Disteso nel letto tra lenzuola stropicciate che non riuscivano a coprirlo del tutto, la poca luce e l’atmosfera cupa circostante, rendevano in quel preciso momento l’immagine di quell’uomo,
simile al famoso dipinto “Cristo moribondo” di Andrea Mantegna.
Lei intuì il disagio che con la sua curiosità aveva causato al povero uomo e questa volta con il tono, la voce e la gentilezza di una bambina disse:
– Scusami, chissà quanto avrai sofferto? Ti sei appena svegliato dopo giorni e giorni passati tra la vita e la morte ed io ti ho fatto tutte quelle domande. Mi racconterai tutto quando starai meglio.

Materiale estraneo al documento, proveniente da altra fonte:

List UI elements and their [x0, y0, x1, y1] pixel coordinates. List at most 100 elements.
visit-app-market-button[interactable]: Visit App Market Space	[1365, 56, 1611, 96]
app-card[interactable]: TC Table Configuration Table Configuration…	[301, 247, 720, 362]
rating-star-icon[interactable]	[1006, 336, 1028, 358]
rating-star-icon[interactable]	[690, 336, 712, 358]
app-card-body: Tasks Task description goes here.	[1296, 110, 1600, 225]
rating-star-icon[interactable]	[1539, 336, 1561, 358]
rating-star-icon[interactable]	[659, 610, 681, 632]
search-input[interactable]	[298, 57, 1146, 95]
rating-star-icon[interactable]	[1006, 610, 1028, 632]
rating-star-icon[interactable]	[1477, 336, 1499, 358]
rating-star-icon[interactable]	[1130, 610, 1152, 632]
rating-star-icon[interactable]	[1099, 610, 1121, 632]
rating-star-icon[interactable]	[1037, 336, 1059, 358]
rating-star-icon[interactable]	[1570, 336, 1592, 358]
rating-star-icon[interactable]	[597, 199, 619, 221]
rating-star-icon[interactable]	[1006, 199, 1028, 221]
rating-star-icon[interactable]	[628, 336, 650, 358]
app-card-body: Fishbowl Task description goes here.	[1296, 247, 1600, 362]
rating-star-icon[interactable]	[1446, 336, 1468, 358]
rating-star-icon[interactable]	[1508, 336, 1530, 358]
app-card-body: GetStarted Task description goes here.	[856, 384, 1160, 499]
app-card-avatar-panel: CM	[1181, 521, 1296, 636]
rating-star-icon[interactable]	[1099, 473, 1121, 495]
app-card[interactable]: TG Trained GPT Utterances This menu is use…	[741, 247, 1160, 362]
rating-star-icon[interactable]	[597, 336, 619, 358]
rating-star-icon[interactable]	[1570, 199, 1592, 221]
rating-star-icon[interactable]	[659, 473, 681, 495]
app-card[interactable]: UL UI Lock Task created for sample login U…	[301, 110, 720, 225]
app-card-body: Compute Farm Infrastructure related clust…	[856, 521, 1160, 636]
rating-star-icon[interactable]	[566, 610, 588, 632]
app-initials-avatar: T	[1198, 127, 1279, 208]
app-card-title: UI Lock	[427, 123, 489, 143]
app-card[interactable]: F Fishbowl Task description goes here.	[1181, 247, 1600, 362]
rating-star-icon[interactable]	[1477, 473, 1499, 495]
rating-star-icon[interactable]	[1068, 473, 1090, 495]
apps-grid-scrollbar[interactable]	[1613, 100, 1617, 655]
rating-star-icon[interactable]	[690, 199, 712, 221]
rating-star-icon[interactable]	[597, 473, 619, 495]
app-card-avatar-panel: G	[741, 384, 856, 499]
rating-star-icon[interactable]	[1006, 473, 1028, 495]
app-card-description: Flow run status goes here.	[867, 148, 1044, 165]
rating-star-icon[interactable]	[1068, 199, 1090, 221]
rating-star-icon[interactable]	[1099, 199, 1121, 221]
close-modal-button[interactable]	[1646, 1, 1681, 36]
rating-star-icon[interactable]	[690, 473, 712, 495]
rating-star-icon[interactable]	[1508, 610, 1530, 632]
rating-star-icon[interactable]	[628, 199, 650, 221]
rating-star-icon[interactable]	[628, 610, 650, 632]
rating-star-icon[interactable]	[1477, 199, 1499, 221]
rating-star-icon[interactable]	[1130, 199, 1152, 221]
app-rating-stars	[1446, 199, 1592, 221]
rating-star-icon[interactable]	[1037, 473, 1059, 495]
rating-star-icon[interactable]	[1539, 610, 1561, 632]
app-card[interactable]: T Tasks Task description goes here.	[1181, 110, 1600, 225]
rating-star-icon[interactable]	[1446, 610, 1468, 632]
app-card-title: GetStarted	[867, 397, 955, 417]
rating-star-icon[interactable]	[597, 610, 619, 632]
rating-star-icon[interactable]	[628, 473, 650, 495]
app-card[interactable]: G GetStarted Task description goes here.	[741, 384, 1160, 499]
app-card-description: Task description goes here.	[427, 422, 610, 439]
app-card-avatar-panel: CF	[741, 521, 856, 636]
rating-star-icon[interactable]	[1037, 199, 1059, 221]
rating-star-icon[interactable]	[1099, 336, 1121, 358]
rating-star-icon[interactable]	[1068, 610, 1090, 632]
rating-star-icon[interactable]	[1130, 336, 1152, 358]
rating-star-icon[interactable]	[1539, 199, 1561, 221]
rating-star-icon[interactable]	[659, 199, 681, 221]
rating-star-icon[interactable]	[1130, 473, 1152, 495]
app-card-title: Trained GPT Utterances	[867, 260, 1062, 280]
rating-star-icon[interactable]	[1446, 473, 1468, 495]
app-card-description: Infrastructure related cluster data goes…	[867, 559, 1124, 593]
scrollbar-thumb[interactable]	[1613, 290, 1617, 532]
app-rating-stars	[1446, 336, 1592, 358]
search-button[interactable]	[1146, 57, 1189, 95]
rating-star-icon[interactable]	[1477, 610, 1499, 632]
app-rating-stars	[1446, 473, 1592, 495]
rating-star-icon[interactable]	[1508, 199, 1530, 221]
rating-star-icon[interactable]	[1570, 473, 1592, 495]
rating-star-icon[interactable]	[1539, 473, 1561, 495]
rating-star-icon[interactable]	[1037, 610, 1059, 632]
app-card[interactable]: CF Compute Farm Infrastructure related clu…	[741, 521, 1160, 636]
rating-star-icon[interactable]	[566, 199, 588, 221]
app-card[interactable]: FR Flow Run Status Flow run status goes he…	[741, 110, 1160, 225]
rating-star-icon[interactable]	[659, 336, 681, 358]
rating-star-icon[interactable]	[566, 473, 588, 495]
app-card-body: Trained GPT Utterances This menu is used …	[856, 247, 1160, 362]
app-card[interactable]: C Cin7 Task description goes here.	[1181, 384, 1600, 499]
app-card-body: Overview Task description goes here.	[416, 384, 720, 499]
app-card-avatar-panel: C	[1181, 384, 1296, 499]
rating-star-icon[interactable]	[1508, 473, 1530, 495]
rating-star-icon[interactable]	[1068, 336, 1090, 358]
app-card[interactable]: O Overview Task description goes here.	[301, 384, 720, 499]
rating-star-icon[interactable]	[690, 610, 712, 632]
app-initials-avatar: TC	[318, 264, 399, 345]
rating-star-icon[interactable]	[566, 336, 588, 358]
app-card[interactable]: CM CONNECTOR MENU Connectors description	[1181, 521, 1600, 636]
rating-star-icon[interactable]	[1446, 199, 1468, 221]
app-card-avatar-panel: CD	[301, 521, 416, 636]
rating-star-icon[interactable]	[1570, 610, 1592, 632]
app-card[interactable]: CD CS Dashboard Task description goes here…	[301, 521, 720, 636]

La giovane donna si era presa cura di lui, lo aveva lavato e nutrito senza sapere chi fosse. Adesso i lineamenti del suo viso venivano alterati da uno strano sorriso, sembrava finto e innaturale, non doveva avere avuto molte occasioni per sorridere ma adesso era contenta perché con la sua ostinazione lo aveva salvato.
L’uomo riconobbe nella voce della donna, quella che sentiva quando era in stato d’incoscienza. Quella voce, che allora percepiva come una nenia lontana, per molto tempo, era stata il filo sottile su cui si era aggrappata la sua fragile vita. Le sue memorie finivano esattamente a questo punto, di tutto quello che era accaduto prima non possedeva nessun ricordo.